Dari segi perolehan suara dan kesempatan duduk di lembaga legislatif, lebih menguntungkan bagi calon dengan nomor atas, karena suara yang terkumpul akan dibagi berdasarkan nomor urut calon. Bagi yang memiliki nomor sepatu, jelas akan kecil peluang duduk di dewan, meski pun mereka memiliki suara terbanyak di banding caleg papan atas.
Namun, sejak diberlakukannya sistem suara terbanyak, suasan pun berubah. Kekompakan elit partai dengan para caleg pun mulai memudar. Para berjuang sendiri-sendiri untuk meraih perolehan suara terbanyak.
Tidak heran, meski jadwal kampanye belum diberlakukan, namun kampanye terselubung dengan dalih sosialisasi ke masyarakat telah berlangsung. Berbagai baleho, poster, spanduk, mulai dari ukuran kecil hingga besar bertebaran di pelosok negeri.
Semua alat kampanye itu terpasang, ada yang menempel di dinding-dinding toko dan ruko, di tiang-tiang listrik, terpajang di pinggir jalan, bahkan di kaca mobil, baik pribadi atau pun mobil umum.
Berbagai cara mereka lakukan secara perorangan. Kalau pun ada yang melakukan secara bersama, biasanya para caleg lebih memilih dengan caleg di tingkatan yang berbeda, ketimbang caleg se daerah pemilihan, meski mereka satu partai. Misalnya caleg kabupaten kota akan bekerja sama dengan caleg provinsi dan DPRD RI.
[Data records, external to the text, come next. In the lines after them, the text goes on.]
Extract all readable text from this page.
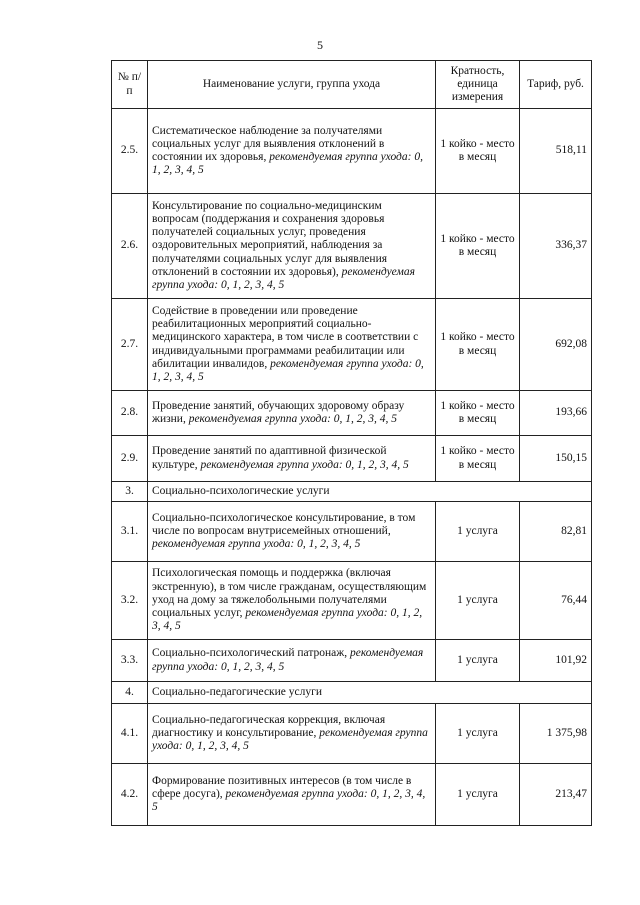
5
№ п/п	Наименование услуги, группа ухода	Кратность, единица измерения	Тариф, руб.
2.5.	Систематическое наблюдение за получателями социальных услуг для выявления отклонений в состоянии их здоровья, рекомендуемая группа ухода: 0, 1, 2, 3, 4, 5	1 койко - место в месяц	518,11
2.6.	Консультирование по социально-медицинским вопросам (поддержания и сохранения здоровья получателей социальных услуг, проведения оздоровительных мероприятий, наблюдения за получателями социальных услуг для выявления отклонений в состоянии их здоровья), рекомендуемая группа ухода: 0, 1, 2, 3, 4, 5	1 койко - место в месяц	336,37
2.7.	Содействие в проведении или проведение реабилитационных мероприятий социально-медицинского характера, в том числе в соответствии с индивидуальными программами реабилитации или абилитации инвалидов, рекомендуемая группа ухода: 0, 1, 2, 3, 4, 5	1 койко - место в месяц	692,08
2.8.	Проведение занятий, обучающих здоровому образу жизни, рекомендуемая группа ухода: 0, 1, 2, 3, 4, 5	1 койко - место в месяц	193,66
2.9.	Проведение занятий по адаптивной физической культуре, рекомендуемая группа ухода: 0, 1, 2, 3, 4, 5	1 койко - место в месяц	150,15
3.	Социально-психологические услуги		
3.1.	Социально-психологическое консультирование, в том числе по вопросам внутрисемейных отношений, рекомендуемая группа ухода: 0, 1, 2, 3, 4, 5	1 услуга	82,81
3.2.	Психологическая помощь и поддержка (включая экстренную), в том числе гражданам, осуществляющим уход на дому за тяжелобольными получателями социальных услуг, рекомендуемая группа ухода: 0, 1, 2, 3, 4, 5	1 услуга	76,44
3.3.	Социально-психологический патронаж, рекомендуемая группа ухода: 0, 1, 2, 3, 4, 5	1 услуга	101,92
4.	Социально-педагогические услуги		
4.1.	Социально-педагогическая коррекция, включая диагностику и консультирование, рекомендуемая группа ухода: 0, 1, 2, 3, 4, 5	1 услуга	1 375,98
4.2.	Формирование позитивных интересов (в том числе в сфере досуга), рекомендуемая группа ухода: 0, 1, 2, 3, 4, 5	1 услуга	213,47
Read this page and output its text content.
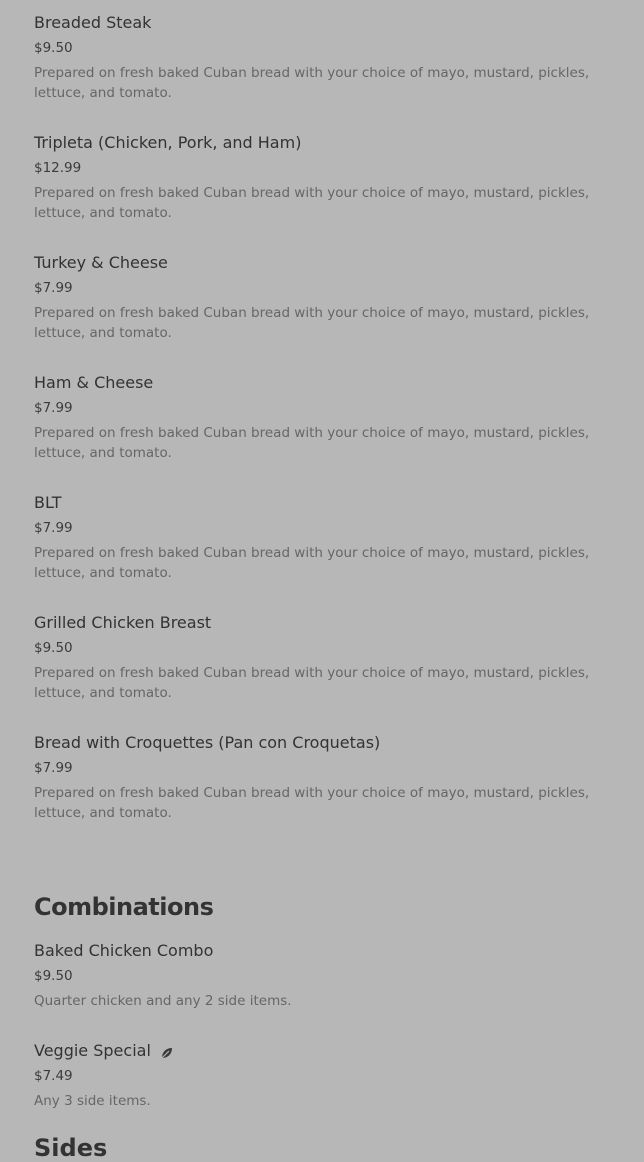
Breaded Steak
$9.50
Prepared on fresh baked Cuban bread with your choice of mayo, mustard, pickles, lettuce, and tomato.
Tripleta (Chicken, Pork, and Ham)
$12.99
Prepared on fresh baked Cuban bread with your choice of mayo, mustard, pickles, lettuce, and tomato.
Turkey & Cheese
$7.99
Prepared on fresh baked Cuban bread with your choice of mayo, mustard, pickles, lettuce, and tomato.
Ham & Cheese
$7.99
Prepared on fresh baked Cuban bread with your choice of mayo, mustard, pickles, lettuce, and tomato.
BLT
$7.99
Prepared on fresh baked Cuban bread with your choice of mayo, mustard, pickles, lettuce, and tomato.
Grilled Chicken Breast
$9.50
Prepared on fresh baked Cuban bread with your choice of mayo, mustard, pickles, lettuce, and tomato.
Bread with Croquettes (Pan con Croquetas)
$7.99
Prepared on fresh baked Cuban bread with your choice of mayo, mustard, pickles, lettuce, and tomato.
Combinations
Baked Chicken Combo
$9.50
Quarter chicken and any 2 side items.
Veggie Special
$7.49
Any 3 side items.
Sides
Satu hal yang cukup menarik untuk disimak, ternyata berdasarkan kenyataan di lapangan, tidak sedikit para caleg itu yang mengeluh karena terjadinya persaingan tidak sehat antar sesama partai satu daerah pemilihan. Saling timpal, saling robek, dan saling jegal pun terjadi. Kalau itu dilakukan caleg dari partai lain munkin lain cerita, namun ini dilakukan rekan satu partai.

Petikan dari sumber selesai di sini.